Seeing your baby smile lights up the reward centers of your brain in a way similar to the high provided by recreational drugs, say Baylor College of Medicine researchers. The finding could help scientists figure out the special mother-infant bond and how it sometimes goes wrong, says Dr Lane Strathearn, assistant professor of pediatrics at BCM and Texas Children’s Hospital.

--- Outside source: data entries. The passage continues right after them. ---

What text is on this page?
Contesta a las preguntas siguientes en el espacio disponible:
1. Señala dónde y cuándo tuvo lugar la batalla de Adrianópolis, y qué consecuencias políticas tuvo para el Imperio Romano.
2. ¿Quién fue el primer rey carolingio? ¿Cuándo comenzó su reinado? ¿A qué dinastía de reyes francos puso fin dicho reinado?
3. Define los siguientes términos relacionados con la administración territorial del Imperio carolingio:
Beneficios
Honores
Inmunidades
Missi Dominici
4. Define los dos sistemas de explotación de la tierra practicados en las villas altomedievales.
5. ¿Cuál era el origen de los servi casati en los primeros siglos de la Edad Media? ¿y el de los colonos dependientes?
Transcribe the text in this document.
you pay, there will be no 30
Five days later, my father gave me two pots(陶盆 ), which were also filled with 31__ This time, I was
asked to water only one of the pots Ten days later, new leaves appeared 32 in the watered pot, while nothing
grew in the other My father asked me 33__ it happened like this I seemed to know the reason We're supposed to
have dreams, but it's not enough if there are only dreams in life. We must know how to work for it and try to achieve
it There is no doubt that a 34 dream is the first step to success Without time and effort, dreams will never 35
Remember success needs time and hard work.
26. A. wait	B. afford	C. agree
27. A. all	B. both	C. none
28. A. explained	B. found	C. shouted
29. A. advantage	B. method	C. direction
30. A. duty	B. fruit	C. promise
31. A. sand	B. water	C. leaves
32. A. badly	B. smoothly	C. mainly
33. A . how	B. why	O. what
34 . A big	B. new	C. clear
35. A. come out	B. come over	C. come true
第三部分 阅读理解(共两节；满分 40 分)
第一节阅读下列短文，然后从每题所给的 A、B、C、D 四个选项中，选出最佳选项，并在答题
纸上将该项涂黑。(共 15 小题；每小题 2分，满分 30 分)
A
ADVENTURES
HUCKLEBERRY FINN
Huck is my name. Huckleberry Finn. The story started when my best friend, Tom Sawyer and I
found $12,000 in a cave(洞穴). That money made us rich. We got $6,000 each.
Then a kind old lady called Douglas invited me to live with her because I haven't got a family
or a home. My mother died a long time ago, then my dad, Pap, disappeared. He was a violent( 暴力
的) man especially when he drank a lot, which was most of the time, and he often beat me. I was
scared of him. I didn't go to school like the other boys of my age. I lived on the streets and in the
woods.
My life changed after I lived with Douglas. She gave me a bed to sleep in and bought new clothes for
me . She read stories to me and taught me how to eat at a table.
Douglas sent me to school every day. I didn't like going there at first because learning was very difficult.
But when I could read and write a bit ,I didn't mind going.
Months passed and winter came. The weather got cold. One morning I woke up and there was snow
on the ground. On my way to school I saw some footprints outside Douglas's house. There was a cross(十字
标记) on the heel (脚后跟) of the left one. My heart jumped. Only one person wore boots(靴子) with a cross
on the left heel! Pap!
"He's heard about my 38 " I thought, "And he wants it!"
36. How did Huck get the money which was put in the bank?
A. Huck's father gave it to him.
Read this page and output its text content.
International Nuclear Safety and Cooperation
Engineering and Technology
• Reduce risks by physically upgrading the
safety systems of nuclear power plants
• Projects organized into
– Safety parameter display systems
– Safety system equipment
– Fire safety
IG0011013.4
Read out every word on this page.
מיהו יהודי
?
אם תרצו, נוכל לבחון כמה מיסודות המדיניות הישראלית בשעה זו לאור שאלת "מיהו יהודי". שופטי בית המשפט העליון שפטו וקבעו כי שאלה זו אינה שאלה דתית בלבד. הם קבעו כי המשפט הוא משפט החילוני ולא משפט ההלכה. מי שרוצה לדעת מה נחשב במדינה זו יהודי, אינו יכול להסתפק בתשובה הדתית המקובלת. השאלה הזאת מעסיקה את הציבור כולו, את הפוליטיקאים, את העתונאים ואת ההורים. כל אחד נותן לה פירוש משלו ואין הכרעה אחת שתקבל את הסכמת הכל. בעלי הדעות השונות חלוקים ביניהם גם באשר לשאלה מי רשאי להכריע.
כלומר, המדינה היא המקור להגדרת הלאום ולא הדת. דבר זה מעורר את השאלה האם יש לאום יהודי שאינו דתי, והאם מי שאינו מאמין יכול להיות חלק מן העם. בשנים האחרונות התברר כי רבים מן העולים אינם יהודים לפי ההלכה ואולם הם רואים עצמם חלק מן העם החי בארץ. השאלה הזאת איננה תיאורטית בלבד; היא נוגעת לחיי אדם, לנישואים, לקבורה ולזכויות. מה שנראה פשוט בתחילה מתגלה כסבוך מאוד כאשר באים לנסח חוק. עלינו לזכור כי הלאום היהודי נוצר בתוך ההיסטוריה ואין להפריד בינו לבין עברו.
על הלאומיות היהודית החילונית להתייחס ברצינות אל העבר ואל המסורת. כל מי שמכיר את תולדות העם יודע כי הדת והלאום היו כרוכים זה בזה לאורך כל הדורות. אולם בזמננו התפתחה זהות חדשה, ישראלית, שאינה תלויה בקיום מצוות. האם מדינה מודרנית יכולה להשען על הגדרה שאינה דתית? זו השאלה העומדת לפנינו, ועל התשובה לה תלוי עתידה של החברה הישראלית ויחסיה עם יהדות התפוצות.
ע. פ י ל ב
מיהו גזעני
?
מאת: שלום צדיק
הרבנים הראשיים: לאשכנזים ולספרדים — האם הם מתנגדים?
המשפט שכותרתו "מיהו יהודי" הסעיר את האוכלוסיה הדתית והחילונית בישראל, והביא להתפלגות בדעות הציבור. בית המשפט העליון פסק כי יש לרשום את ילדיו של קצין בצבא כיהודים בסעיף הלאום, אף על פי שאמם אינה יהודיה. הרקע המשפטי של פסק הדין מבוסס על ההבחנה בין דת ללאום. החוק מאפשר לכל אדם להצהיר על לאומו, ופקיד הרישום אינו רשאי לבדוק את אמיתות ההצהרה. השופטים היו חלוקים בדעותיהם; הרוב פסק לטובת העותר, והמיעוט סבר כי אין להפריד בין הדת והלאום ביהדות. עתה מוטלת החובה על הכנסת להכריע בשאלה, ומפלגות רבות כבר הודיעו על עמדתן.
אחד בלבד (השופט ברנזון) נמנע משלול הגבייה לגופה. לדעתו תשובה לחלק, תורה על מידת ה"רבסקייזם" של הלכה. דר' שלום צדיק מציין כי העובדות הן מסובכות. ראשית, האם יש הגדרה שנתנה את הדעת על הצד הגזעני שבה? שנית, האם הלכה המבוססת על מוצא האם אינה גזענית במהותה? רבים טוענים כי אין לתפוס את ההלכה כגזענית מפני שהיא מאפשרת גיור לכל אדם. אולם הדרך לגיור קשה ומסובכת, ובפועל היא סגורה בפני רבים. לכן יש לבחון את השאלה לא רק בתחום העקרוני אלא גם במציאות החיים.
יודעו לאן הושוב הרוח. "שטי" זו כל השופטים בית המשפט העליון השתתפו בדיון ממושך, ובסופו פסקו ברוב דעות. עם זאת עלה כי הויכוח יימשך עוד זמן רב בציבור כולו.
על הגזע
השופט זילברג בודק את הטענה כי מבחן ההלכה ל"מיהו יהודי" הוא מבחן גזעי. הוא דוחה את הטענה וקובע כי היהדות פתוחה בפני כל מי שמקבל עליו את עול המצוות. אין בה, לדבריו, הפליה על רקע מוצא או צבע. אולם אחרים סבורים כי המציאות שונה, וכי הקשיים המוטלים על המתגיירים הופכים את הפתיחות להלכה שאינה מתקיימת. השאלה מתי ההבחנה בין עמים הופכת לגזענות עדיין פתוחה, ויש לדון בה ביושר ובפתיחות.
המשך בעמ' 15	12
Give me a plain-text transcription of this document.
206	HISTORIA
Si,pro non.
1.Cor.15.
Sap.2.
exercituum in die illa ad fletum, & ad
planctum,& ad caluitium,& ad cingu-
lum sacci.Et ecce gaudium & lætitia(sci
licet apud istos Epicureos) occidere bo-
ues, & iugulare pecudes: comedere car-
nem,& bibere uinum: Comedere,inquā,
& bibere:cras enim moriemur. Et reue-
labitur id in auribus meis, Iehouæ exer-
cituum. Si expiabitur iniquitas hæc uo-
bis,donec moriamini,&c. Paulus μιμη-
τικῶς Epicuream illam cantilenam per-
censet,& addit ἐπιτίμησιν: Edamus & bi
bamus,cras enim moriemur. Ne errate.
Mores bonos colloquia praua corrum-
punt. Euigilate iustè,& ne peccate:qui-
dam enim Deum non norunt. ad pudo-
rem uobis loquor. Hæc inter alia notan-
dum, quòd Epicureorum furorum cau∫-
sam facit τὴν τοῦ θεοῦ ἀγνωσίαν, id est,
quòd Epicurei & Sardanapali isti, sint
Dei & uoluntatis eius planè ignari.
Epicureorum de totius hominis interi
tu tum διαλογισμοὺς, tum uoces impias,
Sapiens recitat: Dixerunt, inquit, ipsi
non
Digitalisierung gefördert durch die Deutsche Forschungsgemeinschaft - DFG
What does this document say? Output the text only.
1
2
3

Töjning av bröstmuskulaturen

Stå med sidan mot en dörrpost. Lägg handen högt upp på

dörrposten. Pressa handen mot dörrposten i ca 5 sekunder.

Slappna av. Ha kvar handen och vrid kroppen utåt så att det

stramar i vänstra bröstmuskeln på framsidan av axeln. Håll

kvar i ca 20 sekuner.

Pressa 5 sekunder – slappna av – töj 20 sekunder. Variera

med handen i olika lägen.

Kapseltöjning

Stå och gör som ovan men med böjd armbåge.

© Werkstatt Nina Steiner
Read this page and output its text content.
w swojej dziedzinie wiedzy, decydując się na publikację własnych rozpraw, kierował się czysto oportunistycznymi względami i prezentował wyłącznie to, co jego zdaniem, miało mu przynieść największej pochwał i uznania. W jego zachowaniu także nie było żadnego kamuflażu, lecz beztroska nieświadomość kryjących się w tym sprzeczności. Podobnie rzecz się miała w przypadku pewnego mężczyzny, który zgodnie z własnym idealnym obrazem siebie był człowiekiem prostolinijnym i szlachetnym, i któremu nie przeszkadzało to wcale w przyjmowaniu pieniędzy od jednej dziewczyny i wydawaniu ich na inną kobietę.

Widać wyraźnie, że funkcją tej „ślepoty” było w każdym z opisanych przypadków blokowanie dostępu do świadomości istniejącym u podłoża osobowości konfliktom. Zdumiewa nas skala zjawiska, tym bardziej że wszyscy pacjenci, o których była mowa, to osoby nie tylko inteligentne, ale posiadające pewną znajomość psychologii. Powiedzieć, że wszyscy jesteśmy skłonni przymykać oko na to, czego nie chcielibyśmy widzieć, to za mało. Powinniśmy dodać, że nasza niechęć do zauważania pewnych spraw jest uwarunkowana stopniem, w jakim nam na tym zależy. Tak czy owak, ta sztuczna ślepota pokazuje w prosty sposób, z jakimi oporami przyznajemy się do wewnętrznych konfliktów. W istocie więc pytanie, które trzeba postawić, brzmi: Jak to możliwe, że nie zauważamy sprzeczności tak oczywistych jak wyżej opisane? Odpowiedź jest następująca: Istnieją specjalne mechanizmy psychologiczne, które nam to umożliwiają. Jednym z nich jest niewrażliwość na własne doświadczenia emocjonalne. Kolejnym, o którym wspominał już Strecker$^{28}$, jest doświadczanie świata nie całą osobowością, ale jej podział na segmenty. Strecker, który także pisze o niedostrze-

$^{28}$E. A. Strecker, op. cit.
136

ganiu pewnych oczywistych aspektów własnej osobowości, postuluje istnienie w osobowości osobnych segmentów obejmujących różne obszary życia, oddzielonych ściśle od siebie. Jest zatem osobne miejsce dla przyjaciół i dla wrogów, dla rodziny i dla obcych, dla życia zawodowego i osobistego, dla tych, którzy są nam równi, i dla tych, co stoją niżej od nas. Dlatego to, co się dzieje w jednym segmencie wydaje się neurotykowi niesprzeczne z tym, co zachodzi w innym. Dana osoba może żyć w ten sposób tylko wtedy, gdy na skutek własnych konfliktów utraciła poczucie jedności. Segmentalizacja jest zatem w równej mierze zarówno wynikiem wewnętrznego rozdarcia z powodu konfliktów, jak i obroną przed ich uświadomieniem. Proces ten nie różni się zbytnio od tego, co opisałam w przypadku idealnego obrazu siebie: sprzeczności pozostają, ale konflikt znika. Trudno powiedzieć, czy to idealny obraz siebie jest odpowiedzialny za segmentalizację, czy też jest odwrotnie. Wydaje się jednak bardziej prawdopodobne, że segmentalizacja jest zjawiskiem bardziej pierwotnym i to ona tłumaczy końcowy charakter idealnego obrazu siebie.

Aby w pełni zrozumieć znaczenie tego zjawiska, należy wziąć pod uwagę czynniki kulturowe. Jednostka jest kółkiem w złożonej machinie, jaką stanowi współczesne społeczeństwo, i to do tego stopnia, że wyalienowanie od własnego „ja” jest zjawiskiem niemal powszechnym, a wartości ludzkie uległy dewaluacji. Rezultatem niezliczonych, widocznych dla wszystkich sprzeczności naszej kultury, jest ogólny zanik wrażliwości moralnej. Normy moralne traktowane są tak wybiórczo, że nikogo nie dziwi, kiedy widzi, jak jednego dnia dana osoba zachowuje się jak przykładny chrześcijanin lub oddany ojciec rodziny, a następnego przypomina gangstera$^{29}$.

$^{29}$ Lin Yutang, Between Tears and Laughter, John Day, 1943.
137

“The relationship between mothers and infants is critical for child development,” says Dr Strathearn. “For whatever reason, in some cases, that relationship doesn’t develop normally, with devastating effects on a child's development.”  To study this relationship, Dr Strathearn and his colleagues asked 28 first-time mothers with infants aged 5 to 10 months to look at photos of their own babies and other infants while they were in a functional magnetic resonance imaging scanner (fMRI). The machine measures blood flow in the brain and in the scans, areas of increased blood flow light up, giving researchers a clue as to where brain activity takes place.

In some of the photos, babies were smiling or happy. In others they were sad, and in some they had neutral expressions. When the mothers saw their own babies’ faces, key areas of the brain associated with reward lit up during the scans. The areas stimulated by the sight of their own babies were those associated with emotion processing, cognition and motor/behavioral outputs. “These are areas that have been activated in other experiments associated with drug addiction,” says Dr Strathearn. “It may be that seeing your own baby’s smiling face is like a natural high.”

The strength of the reaction depended on the baby's facial expression, he said. “The strongest activation was with smiling faces. There was less effect from pictures of their babies with sad or neutral expressions.” Overall, the mothers responded much more strongly to their own babies’ faces than to those of an unknown baby.

“Understanding how a mother responds uniquely to her own infant, when smiling or crying, may be the first step in understanding the neural basis of mother-infant attachment,” says Dr Strathearn.

The study was published online July 1, in the journal Pediatrics.